Rechtspraak
Geen verwijzing naar de raad voor behandeling “wraking”
De primaire grief van verweerder is dat de zaak behoort te worden teruggewezen naar de raad, omdat de raad ten onrechte niet heeft beslist op het verzoek van verweerder om wraking van de voorzitter van de raad. De grief faalt. Zoals uit de brief van verweerder van 14 december 2015 aan de raad valt af te leiden, heeft verweerder om aanhouding van de zitting en behandeling door een andere voorzitter verzocht.

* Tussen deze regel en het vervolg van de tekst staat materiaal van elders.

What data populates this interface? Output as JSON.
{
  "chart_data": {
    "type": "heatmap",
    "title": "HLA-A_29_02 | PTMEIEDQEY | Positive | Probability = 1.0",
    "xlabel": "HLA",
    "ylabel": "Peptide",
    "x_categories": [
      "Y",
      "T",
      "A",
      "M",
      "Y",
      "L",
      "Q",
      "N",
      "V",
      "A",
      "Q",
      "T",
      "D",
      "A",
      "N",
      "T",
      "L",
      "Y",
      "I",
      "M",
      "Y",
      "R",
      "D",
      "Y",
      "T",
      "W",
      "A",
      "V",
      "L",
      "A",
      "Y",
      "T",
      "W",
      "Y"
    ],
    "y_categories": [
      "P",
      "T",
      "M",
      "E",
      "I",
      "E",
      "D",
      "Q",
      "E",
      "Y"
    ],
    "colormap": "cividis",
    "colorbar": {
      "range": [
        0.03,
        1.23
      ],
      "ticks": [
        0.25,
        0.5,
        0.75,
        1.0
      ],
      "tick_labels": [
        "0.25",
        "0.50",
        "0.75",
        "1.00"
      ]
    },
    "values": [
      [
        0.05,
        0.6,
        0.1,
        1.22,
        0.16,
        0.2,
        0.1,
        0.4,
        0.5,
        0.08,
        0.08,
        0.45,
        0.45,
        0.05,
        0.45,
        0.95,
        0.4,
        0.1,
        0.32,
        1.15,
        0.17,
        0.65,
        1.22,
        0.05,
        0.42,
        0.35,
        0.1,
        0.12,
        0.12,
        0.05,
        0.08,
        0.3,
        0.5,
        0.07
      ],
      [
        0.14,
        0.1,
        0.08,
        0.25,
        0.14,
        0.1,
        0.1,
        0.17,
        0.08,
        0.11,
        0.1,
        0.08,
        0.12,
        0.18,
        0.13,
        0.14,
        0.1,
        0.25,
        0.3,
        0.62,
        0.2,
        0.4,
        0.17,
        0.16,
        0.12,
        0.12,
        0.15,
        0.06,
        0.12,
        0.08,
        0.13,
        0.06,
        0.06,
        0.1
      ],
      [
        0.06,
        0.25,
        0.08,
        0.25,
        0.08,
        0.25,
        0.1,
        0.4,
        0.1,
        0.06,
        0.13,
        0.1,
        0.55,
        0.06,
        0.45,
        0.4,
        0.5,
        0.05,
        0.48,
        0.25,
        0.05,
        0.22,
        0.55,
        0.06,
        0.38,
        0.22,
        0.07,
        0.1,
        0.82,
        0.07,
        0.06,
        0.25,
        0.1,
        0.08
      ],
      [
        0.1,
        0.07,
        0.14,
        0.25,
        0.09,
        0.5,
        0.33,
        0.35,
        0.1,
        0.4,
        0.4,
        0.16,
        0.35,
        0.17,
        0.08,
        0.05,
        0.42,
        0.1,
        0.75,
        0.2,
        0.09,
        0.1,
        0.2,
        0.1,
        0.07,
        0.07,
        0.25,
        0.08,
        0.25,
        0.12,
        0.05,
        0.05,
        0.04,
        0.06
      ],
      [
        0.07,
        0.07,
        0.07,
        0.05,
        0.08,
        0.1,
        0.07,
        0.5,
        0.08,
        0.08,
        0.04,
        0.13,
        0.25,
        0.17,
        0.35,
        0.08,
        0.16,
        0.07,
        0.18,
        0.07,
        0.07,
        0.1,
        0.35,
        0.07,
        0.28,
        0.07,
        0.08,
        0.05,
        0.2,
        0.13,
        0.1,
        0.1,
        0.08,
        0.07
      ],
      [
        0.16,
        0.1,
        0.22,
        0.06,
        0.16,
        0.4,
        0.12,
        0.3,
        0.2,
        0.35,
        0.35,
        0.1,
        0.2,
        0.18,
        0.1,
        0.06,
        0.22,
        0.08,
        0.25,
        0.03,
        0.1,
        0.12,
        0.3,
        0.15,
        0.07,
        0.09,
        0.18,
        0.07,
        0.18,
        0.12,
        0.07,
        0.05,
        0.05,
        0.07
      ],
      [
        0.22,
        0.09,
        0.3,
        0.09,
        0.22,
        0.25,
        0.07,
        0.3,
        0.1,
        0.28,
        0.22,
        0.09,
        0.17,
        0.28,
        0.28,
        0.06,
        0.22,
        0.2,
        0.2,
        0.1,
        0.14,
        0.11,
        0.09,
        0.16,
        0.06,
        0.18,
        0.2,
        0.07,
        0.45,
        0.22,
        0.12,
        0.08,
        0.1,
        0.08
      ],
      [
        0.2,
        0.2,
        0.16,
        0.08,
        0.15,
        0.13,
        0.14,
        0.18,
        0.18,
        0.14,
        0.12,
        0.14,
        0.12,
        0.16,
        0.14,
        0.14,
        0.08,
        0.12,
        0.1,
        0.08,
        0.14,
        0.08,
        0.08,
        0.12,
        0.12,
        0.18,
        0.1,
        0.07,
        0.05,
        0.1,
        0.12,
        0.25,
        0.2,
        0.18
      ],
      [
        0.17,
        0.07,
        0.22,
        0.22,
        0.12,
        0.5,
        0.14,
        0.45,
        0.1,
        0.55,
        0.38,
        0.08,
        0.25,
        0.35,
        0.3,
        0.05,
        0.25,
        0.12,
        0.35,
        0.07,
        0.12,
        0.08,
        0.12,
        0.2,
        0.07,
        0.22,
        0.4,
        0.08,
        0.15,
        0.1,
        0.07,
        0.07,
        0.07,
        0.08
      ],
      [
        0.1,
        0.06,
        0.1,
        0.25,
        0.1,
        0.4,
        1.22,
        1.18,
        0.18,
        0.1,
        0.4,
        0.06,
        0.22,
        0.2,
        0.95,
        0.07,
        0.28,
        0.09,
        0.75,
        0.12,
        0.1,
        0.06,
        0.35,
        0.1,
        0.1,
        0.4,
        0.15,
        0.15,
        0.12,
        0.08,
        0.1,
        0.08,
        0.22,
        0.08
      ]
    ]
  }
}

Verweerder heeft dit verzoek ter zitting van de raad op diezelfde datum, zoals is te lezen in het proces-verbaal, nader toegelicht. Verweerder vroeg zich af of de voorzitter nog onbevooroordeeld was. De voorzitter antwoordde daarop dat zij vond dat zij vrijstond de klacht te behandelen. Daarop heeft verweerder meegedeeld niet uit te zijn op een conflict en zich te refereren aan het oordeel van de voorzitter. De brief van 14 december 2015 bevat geen wrakingsverzoek. De term ‘wraking’ wordt daarin niet gebruikt. Ook ter zitting heeft verweerder op geen enkel moment over wraking gesproken. Verweerder heeft slechts om behandeling door een andere voorzitter verzocht, hetgeen zich moeilijk anders laat uitleggen dan als een verzoek om verschoning. De voorzitter heeft niet aan dit verzoek voldaan. Verweerder heeft zich aan dit oordeel gerefereerd. Gesteld noch gebleken is dat verweerder vervolgens ter zitting van de raad alsnog feiten of omstandigheden heeft gesteld, die de raad op enigerlei wijze als een wrakingsverzoek van de voorzitter had moeten opvatten. Van een nietige beslissing van de raad op grond van het passeren van een wrakingsverzoek is dan ook geen sprake. Voor verwijzing van de zaak naar de raad bestaat dan ook geen reden.